Anton Leontyev1, Takashi Yamauchi1
1Department of Psychological and Brain Sciences, Texas A&M University.
Cognitive Science
|October 4, 2021
Summary
Mouse tracking and traditional keypress methods yield similar results for decision-making tasks like delay discounting. Mouse movement features also correlate with cognitive processes, validating mouse tracking as a reliable behavioral measure.
Area of Science:
- Cognitive Psychology
- Behavioral Neuroscience
- Computational Modeling
Background:
- Decision-making theories increasingly incorporate dynamic, action-based measures.
- Mouse tracking offers a novel behavioral measure, suggesting decision strategies are stable across task designs.
- Mouse trajectory features may map to specific decision-making segments.
Purpose of the Study:
- To test the stability of decision strategies across different task designs.
- To validate mouse-tracking features against established decision-making models.
- To compare decision-making parameters derived from mouse-tracking versus keypress tasks.
Main Methods:
- Applied hierarchical drift diffusion and Bayesian delay discounting models.
- Compared delay discounting task (DDT) and stop-signal task (SST) in keypress and mouse-tracking formats.

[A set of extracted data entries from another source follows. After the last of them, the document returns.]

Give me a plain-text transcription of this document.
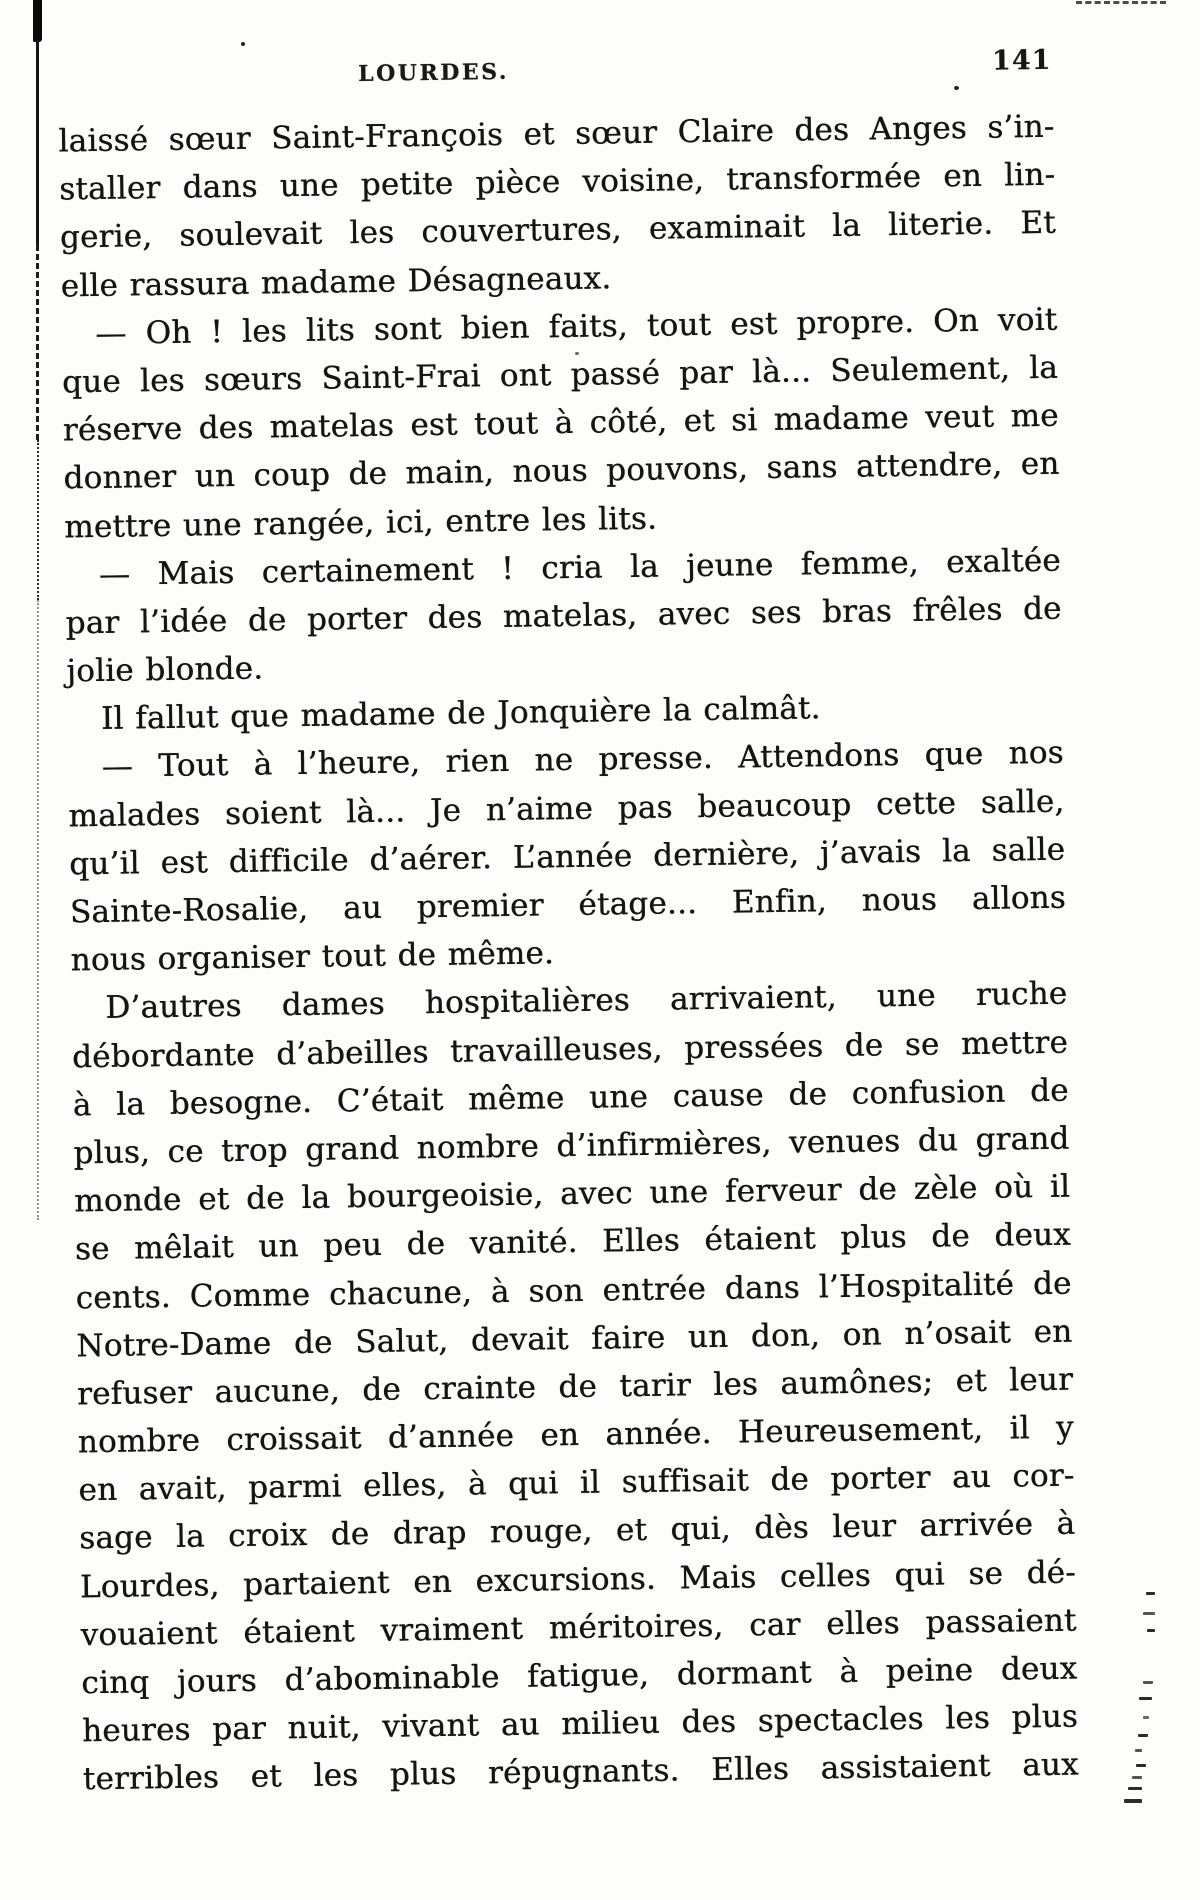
LOURDES.	141
laissé sœur Saint-François et sœur Claire des Anges s’in-
staller dans une petite pièce voisine, transformée en lin-
gerie, soulevait les couvertures, examinait la literie. Et
elle rassura madame Désagneaux.
— Oh ! les lits sont bien faits, tout est propre. On voit
que les sœurs Saint-Frai ont passé par là... Seulement, la
réserve des matelas est tout à côté, et si madame veut me
donner un coup de main, nous pouvons, sans attendre, en
mettre une rangée, ici, entre les lits.
— Mais certainement ! cria la jeune femme, exaltée
par l’idée de porter des matelas, avec ses bras frêles de
jolie blonde.
Il fallut que madame de Jonquière la calmât.
— Tout à l’heure, rien ne presse. Attendons que nos
malades soient là... Je n’aime pas beaucoup cette salle,
qu’il est difficile d’aérer. L’année dernière, j’avais la salle
Sainte-Rosalie, au premier étage... Enfin, nous allons
nous organiser tout de même.
D’autres dames hospitalières arrivaient, une ruche
débordante d’abeilles travailleuses, pressées de se mettre
à la besogne. C’était même une cause de confusion de
plus, ce trop grand nombre d’infirmières, venues du grand
monde et de la bourgeoisie, avec une ferveur de zèle où il
se mêlait un peu de vanité. Elles étaient plus de deux
cents. Comme chacune, à son entrée dans l’Hospitalité de
Notre-Dame de Salut, devait faire un don, on n’osait en
refuser aucune, de crainte de tarir les aumônes; et leur
nombre croissait d’année en année. Heureusement, il y
en avait, parmi elles, à qui il suffisait de porter au cor-
sage la croix de drap rouge, et qui, dès leur arrivée à
Lourdes, partaient en excursions. Mais celles qui se dé-
vouaient étaient vraiment méritoires, car elles passaient
cinq jours d’abominable fatigue, dormant à peine deux
heures par nuit, vivant au milieu des spectacles les plus
terribles et les plus répugnants. Elles assistaient aux
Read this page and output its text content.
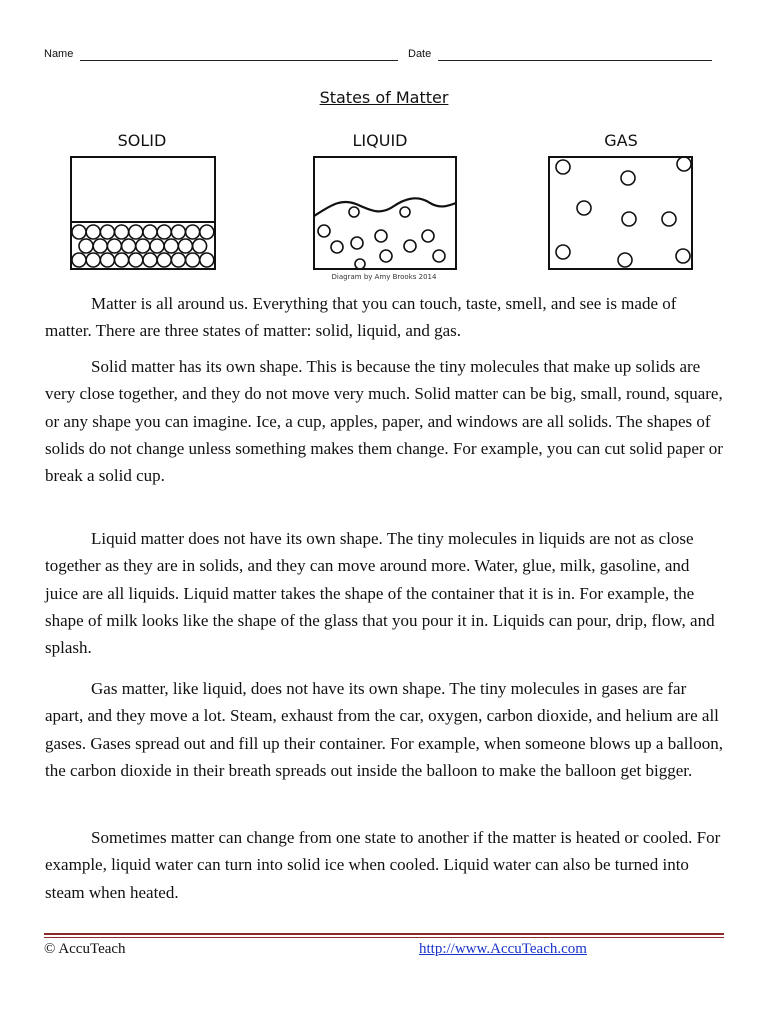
Name	Date
States of Matter
SOLID	LIQUID	GAS
Diagram by Amy Brooks 2014

Matter is all around us. Everything that you can touch, taste, smell, and see is made of matter. There are three states of matter: solid, liquid, and gas.

Solid matter has its own shape. This is because the tiny molecules that make up solids are very close together, and they do not move very much. Solid matter can be big, small, round, square, or any shape you can imagine. Ice, a cup, apples, paper, and windows are all solids. The shapes of solids do not change unless something makes them change. For example, you can cut solid paper or break a solid cup.

Liquid matter does not have its own shape. The tiny molecules in liquids are not as close together as they are in solids, and they can move around more. Water, glue, milk, gasoline, and juice are all liquids. Liquid matter takes the shape of the container that it is in. For example, the shape of milk looks like the shape of the glass that you pour it in. Liquids can pour, drip, flow, and splash.

Gas matter, like liquid, does not have its own shape. The tiny molecules in gases are far apart, and they move a lot. Steam, exhaust from the car, oxygen, carbon dioxide, and helium are all gases. Gases spread out and fill up their container. For example, when someone blows up a balloon, the carbon dioxide in their breath spreads out inside the balloon to make the balloon get bigger.

Sometimes matter can change from one state to another if the matter is heated or cooled. For example, liquid water can turn into solid ice when cooled. Liquid water can also be turned into steam when heated.

© AccuTeach	http://www.AccuTeach.com
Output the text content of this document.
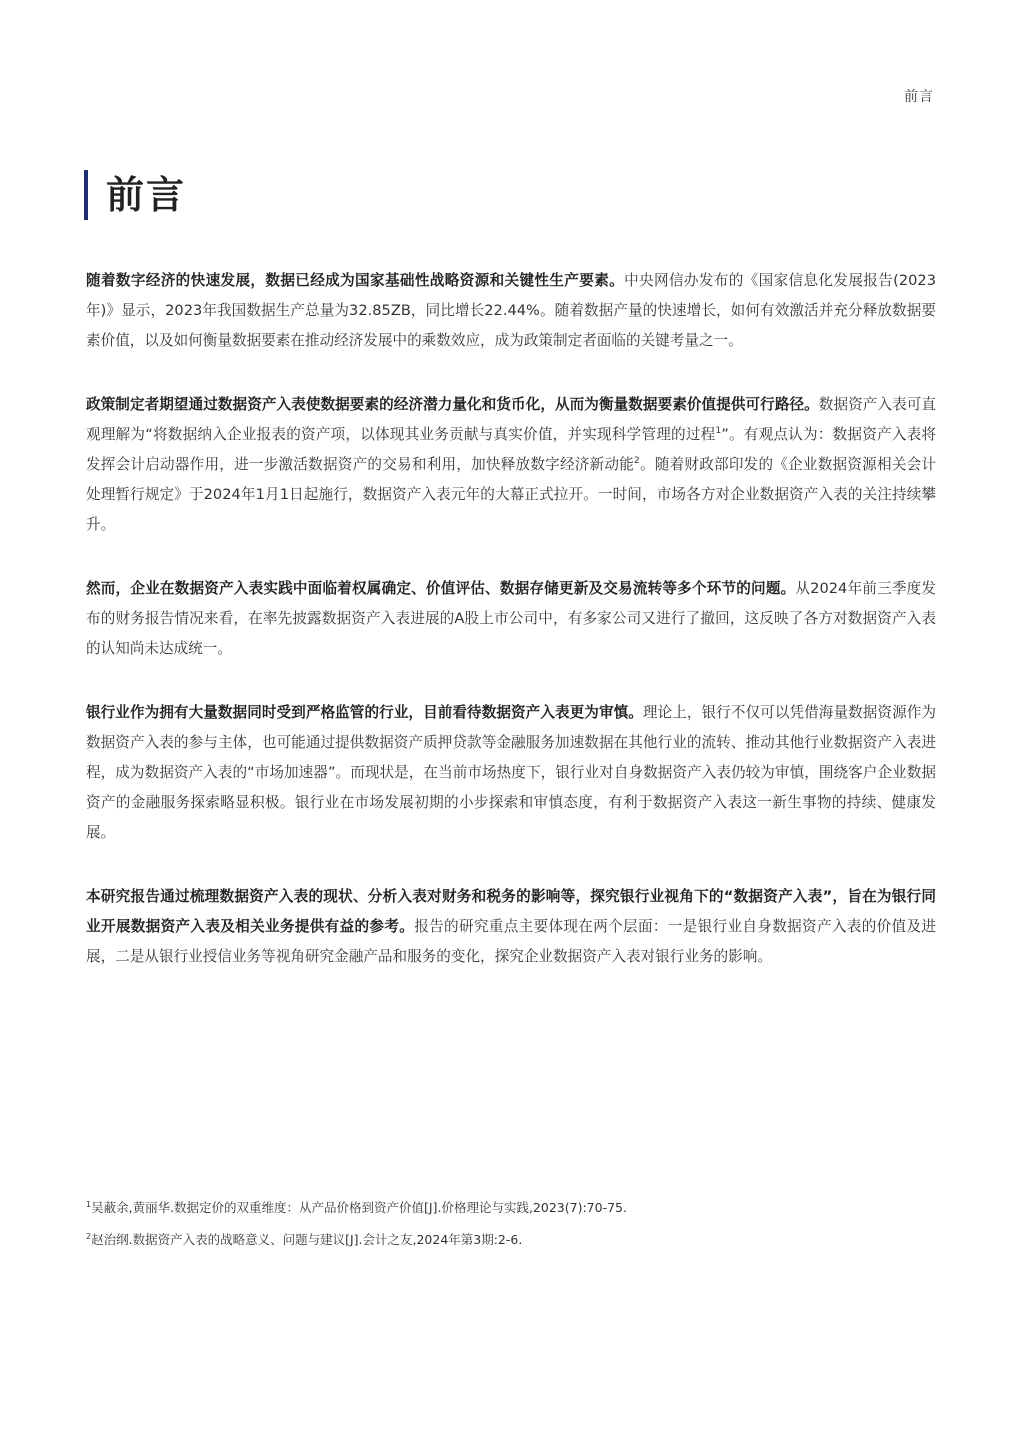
前言
前言

随着数字经济的快速发展，数据已经成为国家基础性战略资源和关键性生产要素。中央网信办发布的《国家信息化发展报告(2023年)》显示，2023年我国数据生产总量为32.85ZB，同比增长22.44%。随着数据产量的快速增长，如何有效激活并充分释放数据要素价值，以及如何衡量数据要素在推动经济发展中的乘数效应，成为政策制定者面临的关键考量之一。

政策制定者期望通过数据资产入表使数据要素的经济潜力量化和货币化，从而为衡量数据要素价值提供可行路径。数据资产入表可直观理解为“将数据纳入企业报表的资产项，以体现其业务贡献与真实价值，并实现科学管理的过程$^1$”。有观点认为：数据资产入表将发挥会计启动器作用，进一步激活数据资产的交易和利用，加快释放数字经济新动能$^2$。随着财政部印发的《企业数据资源相关会计处理暂行规定》于2024年1月1日起施行，数据资产入表元年的大幕正式拉开。一时间，市场各方对企业数据资产入表的关注持续攀升。

然而，企业在数据资产入表实践中面临着权属确定、价值评估、数据存储更新及交易流转等多个环节的问题。从2024年前三季度发布的财务报告情况来看，在率先披露数据资产入表进展的A股上市公司中，有多家公司又进行了撤回，这反映了各方对数据资产入表的认知尚未达成统一。

银行业作为拥有大量数据同时受到严格监管的行业，目前看待数据资产入表更为审慎。理论上，银行不仅可以凭借海量数据资源作为数据资产入表的参与主体，也可能通过提供数据资产质押贷款等金融服务加速数据在其他行业的流转、推动其他行业数据资产入表进程，成为数据资产入表的“市场加速器”。而现状是，在当前市场热度下，银行业对自身数据资产入表仍较为审慎，围绕客户企业数据资产的金融服务探索略显积极。银行业在市场发展初期的小步探索和审慎态度，有利于数据资产入表这一新生事物的持续、健康发展。

本研究报告通过梳理数据资产入表的现状、分析入表对财务和税务的影响等，探究银行业视角下的“数据资产入表”，旨在为银行同业开展数据资产入表及相关业务提供有益的参考。报告的研究重点主要体现在两个层面：一是银行业自身数据资产入表的价值及进展，二是从银行业授信业务等视角研究金融产品和服务的变化，探究企业数据资产入表对银行业务的影响。

$^1$吴蔽余,黄丽华.数据定价的双重维度：从产品价格到资产价值[J].价格理论与实践,2023(7):70-75.

$^2$赵治纲.数据资产入表的战略意义、问题与建议[J].会计之友,2024年第3期:2-6.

- Analyzed mouse-motion features (e.g., maximum velocity, AUC) and their correlation with model parameters.
Main Results:
- High agreement in delay discounting rates between keypress and mouse-tracking DDT (ρ = 0.90).
- Convergent rates of evidence accumulation in both DDT (ρ = .86) and SST (ρ = .55).
- Mouse-motion features correlated significantly with nondecision time (ρ = -.42) and boundary separation (ρ = .44).
Conclusions:
- Mouse-tracking and keypress decision-making tasks show fundamental convergence.
- Mouse-tracking features like AUC and maximum velocity reflect decision conflict and impulsivity.
- Mouse tracking is a valid and reliable method for studying dynamic decision-making processes.